The foregoing description is believed to accurately represent the state of the art in endoscopic OCT imaging and its common variations.
When compared to conventional forms of optical imaging, OCT will be seen to have several limitations. It requires splitting of a small portion of the source beam to provide a coherent reference beam, and the intensity of this portion governs several aspects of the quality achievable in the image.
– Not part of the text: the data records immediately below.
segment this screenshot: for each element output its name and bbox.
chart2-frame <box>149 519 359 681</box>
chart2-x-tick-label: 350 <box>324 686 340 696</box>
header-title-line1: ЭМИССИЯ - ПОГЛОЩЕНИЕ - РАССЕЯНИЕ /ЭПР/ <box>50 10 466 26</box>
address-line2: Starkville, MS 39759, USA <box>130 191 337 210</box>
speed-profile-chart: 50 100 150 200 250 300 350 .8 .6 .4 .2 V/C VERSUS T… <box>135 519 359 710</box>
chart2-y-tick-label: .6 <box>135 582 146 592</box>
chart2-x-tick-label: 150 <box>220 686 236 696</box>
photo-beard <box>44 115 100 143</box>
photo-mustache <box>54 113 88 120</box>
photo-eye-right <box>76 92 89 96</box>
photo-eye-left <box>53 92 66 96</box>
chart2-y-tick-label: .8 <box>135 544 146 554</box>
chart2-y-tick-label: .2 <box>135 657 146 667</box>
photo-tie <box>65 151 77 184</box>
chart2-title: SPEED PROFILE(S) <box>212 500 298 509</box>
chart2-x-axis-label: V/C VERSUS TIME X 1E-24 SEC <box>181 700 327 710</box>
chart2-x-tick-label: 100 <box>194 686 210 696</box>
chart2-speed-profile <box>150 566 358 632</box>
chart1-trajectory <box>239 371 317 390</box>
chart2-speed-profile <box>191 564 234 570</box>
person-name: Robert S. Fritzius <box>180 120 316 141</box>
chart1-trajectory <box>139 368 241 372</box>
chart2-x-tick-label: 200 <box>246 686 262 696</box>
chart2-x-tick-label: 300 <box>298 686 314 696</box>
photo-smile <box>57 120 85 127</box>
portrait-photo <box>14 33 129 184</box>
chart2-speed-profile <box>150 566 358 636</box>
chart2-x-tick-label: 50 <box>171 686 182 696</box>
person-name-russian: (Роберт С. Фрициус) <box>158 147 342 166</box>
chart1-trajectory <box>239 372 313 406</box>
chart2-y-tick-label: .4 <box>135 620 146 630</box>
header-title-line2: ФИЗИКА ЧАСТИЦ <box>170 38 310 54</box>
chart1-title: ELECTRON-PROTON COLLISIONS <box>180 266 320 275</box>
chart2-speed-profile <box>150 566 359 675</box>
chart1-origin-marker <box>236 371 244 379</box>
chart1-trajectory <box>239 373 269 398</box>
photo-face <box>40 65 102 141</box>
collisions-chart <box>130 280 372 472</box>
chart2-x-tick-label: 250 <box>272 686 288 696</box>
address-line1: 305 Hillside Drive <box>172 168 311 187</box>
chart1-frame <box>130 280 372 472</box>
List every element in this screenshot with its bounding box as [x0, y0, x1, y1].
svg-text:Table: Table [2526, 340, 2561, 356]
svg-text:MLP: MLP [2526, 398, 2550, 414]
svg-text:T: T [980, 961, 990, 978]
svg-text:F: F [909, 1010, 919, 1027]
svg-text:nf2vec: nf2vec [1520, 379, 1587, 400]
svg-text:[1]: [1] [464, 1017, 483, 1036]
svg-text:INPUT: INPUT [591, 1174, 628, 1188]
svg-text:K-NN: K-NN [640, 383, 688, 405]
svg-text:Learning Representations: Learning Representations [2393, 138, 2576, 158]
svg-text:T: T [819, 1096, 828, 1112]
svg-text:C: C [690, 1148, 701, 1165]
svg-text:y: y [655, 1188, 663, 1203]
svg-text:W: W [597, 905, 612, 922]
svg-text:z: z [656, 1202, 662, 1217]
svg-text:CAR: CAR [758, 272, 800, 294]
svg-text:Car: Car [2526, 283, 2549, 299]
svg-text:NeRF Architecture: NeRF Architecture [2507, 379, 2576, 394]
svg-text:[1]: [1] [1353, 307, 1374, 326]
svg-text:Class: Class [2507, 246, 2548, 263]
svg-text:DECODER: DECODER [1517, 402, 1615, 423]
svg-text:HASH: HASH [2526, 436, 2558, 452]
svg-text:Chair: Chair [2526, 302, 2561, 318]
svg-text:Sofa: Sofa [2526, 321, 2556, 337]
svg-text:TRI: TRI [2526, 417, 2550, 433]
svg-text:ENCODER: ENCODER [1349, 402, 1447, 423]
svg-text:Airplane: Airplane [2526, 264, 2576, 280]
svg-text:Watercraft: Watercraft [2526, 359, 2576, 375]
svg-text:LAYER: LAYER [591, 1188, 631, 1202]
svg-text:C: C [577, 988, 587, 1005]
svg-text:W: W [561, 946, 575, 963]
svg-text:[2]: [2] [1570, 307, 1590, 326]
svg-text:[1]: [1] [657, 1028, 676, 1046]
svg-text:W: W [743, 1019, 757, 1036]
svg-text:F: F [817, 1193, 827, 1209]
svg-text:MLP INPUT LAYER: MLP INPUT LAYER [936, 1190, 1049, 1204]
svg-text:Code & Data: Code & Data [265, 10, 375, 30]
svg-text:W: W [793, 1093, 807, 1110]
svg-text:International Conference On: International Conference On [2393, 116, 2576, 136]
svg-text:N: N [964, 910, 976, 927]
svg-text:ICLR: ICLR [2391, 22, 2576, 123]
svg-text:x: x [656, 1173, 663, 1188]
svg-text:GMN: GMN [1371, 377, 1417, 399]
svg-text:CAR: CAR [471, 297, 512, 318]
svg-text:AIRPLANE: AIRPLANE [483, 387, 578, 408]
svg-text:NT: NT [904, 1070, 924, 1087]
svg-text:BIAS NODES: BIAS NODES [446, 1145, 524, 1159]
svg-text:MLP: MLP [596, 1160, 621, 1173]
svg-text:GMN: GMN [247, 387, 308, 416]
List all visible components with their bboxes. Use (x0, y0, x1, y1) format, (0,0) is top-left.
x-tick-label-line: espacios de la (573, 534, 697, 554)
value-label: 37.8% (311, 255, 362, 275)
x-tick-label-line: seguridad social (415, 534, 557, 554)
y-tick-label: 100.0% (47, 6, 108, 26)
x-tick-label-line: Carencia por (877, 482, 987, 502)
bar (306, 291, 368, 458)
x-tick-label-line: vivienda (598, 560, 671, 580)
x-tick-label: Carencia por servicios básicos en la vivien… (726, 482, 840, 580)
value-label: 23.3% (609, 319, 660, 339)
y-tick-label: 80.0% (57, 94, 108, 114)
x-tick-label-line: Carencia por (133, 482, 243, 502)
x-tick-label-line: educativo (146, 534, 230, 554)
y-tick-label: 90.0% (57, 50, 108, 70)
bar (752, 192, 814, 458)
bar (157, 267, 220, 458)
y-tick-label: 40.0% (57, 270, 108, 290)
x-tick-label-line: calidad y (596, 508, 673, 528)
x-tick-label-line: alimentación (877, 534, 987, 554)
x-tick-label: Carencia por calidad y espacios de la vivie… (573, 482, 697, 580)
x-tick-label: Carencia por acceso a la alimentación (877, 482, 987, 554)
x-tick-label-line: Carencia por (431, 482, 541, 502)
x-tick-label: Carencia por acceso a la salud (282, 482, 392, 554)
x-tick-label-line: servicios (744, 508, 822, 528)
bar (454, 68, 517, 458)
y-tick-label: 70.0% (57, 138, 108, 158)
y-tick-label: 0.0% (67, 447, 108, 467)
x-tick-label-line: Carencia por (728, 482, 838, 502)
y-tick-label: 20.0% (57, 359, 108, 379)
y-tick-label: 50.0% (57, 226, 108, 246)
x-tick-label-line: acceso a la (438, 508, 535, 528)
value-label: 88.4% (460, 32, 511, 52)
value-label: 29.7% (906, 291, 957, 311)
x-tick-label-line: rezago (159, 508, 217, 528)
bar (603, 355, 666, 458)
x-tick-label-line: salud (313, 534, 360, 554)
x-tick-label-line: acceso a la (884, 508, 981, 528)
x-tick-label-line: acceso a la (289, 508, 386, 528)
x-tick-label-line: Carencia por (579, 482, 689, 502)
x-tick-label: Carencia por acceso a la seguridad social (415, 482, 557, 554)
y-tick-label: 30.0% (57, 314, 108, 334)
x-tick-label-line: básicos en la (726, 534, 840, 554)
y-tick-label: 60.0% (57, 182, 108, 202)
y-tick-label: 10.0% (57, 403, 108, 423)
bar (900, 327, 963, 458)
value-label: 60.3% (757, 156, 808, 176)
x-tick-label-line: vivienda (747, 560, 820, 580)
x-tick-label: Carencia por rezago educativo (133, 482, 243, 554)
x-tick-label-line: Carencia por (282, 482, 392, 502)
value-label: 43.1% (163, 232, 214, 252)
Moreover, since image construction depends on phase differences between light returned from the tissue and this reference beam, conventional OCT is unable to image with different, or secondary return light, such as tissue fluorescence or dye-enhanced secondary emissions. This is a limitation for many diagnostic requirements. Additionally, tissue should be in within a length of longitudinal scanning or otherwise it would require changing of this scanning to adapt the system to the various distances to the tissue being imaged. It is especially difficult to achieve when the light is brought in and out of the tissue through the fiber optic means (see for example, Iftimia N, Bouma B E, Tearney G J, “Adaptive ranging in cardiovascular OCT imaging”, SPIE Proceeding Vol. 5316, Coherence Domain Optical Methods and Optical Coherence Tomography in Biomedicine VIII, San Jose, Calif., 2004). The difference in the index of refraction, polarization and other optical properties of the tissue and their variations during measurements relative to the reference arm requires additional complexity in order to reduce the effect of theses variations.